Landbot closes $8M Series A for its ‘no code’ chatbot builder

Barcelona-based Landbot, a ‘no-code’ chatbot builder, has bagged a $8M Series A led by the Spanish-Israeli VC firm Swanlaab, alongside support from Spain’s innovation-focused public agency, CDTI. Previous investors Nauta Capital, Encomenda and Bankinter also participated in the round.

We last chatted to Landbot back in 2018 when it raised a $2.2M seed and had 900+ customers. It’s grown that to ~2,200 paying customers, with some 50,000 individuals now using its tool (across both free and paid accounts).

Since its seed it’s also increased recurrent revenues 10x — and is expecting growth to keep stepping up, fuelled by the new financing.

It says the coronavirus pandemic has supercharged demand for conversational landing pages as all sorts of businesses look for ways to automate higher volumes of digitally inbound customer comms, without needing to make major investments in in-house IT.

Landbot’s customers range from SMEs to specific teams and products within larger organisations, with the startup name-checking the likes of Nestlé, MediaMarkt, CocaCola, Cepsa, PcComponentes and Prudential among its customer roster.

“We are seeing strong traction from industries like eCommerce, Financial Services and Marketing Agencies,” CEO & co-founder Jiaqi Pan tells TechCrunch. “The ecommerce segment is one we have seen the most growth in since COVID-19, where we increased 2x the number of customers from ecommerce industry.”

The new funding will be used to double Landbot’s team during 2021 (currently it employs 40 people) — with hiring planned across sales, marketing and engineering.

The startup, which launched its ‘no code’ flavor of chatbot builder back in 2017, previously relocated HQ from Valencia to Barcelona to help with recruitment.

Since Landbot’s launch, the burgeoning ‘no code/low code’ movement has become a fully fledged trend driven by demand for productivity- and lead-boosting digital services outstripping most businesses’ supply of expert in-house techies able to build stuff.

Hence the rise of service-builder tools that make customizable tech capabilities accessible to non-technical staff.

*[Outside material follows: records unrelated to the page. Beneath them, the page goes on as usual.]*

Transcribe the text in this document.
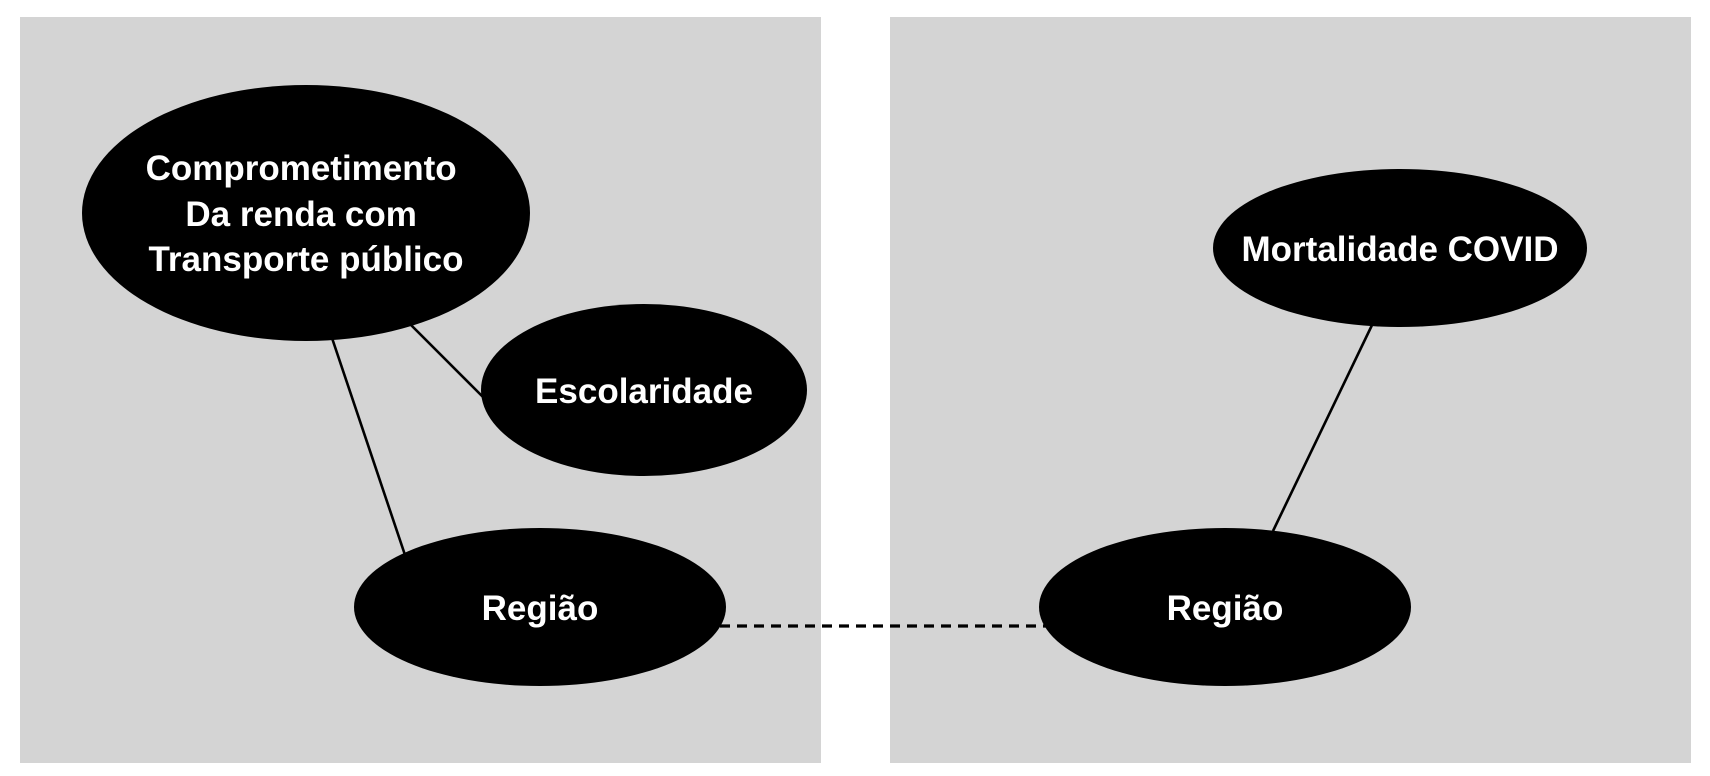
Comprometimento Da renda com Transporte público
Escolaridade
Região
Mortalidade COVID
Região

The pandemic has merely poured more fuel on this fire — and low-friction tools like Landbot are clearly reaping the rewards.

Interestingly, as well as competing with other conversational chatbot builders, like San Francisco-based ManyChat, Landbot says it’s seeing traction from customers who are seeking to replace web forms with more engaging chat interfaces.

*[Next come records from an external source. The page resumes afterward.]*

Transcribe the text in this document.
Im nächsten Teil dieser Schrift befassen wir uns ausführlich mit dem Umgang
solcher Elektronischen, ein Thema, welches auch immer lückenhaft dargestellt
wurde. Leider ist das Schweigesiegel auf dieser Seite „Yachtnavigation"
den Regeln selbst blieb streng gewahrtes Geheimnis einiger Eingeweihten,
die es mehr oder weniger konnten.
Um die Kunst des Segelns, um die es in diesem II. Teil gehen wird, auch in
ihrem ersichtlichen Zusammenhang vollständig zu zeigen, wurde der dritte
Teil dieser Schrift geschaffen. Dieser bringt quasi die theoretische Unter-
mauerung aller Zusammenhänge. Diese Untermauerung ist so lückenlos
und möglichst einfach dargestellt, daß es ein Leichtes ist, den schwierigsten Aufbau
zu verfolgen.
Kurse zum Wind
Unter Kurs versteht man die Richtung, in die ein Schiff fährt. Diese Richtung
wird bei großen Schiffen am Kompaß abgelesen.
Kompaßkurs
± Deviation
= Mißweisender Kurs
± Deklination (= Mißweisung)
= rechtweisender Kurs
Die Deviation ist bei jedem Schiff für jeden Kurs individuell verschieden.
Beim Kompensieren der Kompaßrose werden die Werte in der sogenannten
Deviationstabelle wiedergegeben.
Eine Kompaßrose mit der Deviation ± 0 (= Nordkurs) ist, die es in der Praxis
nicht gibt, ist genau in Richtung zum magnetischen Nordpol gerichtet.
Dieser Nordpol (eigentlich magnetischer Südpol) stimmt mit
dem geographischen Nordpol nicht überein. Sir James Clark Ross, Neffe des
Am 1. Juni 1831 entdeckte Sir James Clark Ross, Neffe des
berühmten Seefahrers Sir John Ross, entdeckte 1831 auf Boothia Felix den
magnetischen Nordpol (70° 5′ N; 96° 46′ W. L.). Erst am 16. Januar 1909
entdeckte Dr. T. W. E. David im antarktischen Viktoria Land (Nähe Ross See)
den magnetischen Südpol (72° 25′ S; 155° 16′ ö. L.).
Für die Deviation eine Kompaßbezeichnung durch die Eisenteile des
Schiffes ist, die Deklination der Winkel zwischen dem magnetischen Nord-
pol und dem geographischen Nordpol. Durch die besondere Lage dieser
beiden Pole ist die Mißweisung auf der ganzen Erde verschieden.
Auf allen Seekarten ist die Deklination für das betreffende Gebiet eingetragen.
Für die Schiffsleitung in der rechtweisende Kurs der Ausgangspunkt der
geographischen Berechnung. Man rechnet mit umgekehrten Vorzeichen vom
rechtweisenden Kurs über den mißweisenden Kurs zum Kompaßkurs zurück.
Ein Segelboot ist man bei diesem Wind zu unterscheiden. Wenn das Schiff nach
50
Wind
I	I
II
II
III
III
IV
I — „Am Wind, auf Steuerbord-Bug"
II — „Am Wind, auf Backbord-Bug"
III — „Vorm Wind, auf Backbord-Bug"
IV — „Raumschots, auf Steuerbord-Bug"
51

Its drag-and-drop chatbot builder tool supports information workers to design what Landbot bills as “an immersive web page experience filled with gifs and visual elements to capture the attention of the end-user” — so you can understand the appeal for SMEs to be able to replace their boring old static forms with an experience any smartphone user is familiar with from using messaging apps like WhatsApp.

“In terms of the main competitor in the no-code space, we have some overlap with ManyChat as the most direct competitor for Chatbot. On the other hand, as we have a lot of customers using us to replace their forms we are competing also against form builders like Typeform,” says Pan, the latter another Barcelona-based startup which similarly bills itself as a platform for “conversational” and “interactive” data collection.

Landbot notes it recently acquired India-based Morph.AI, a chat-based marketing automation tool, which it’s using to help convert social, website and ad traffic into leads — also with the aim of further expanding into presence in the Asian market.

To date, 90% of its customers are international, with 60% coming from the U.S., U.K. and Germany.

Commenting on the Series A in a statement, Juan Revuelta, general partner of Swanlaab, said: “The beauty of Landbot is in the drag and drop solution of the product. The simplicity is critical to making this product accessible to everyone across many different types of business. If you’re a small company you don’t have the luxury of time or money to solve issues in customer service or run lavish marketing campaigns.

“Landbot helps all businesses to have truly frictionless conversations with customers and exchange the data they need to make smarter decisions and scale. The team has had a remarkable 2020, and we’re excited to support them in helping more businesses this year.”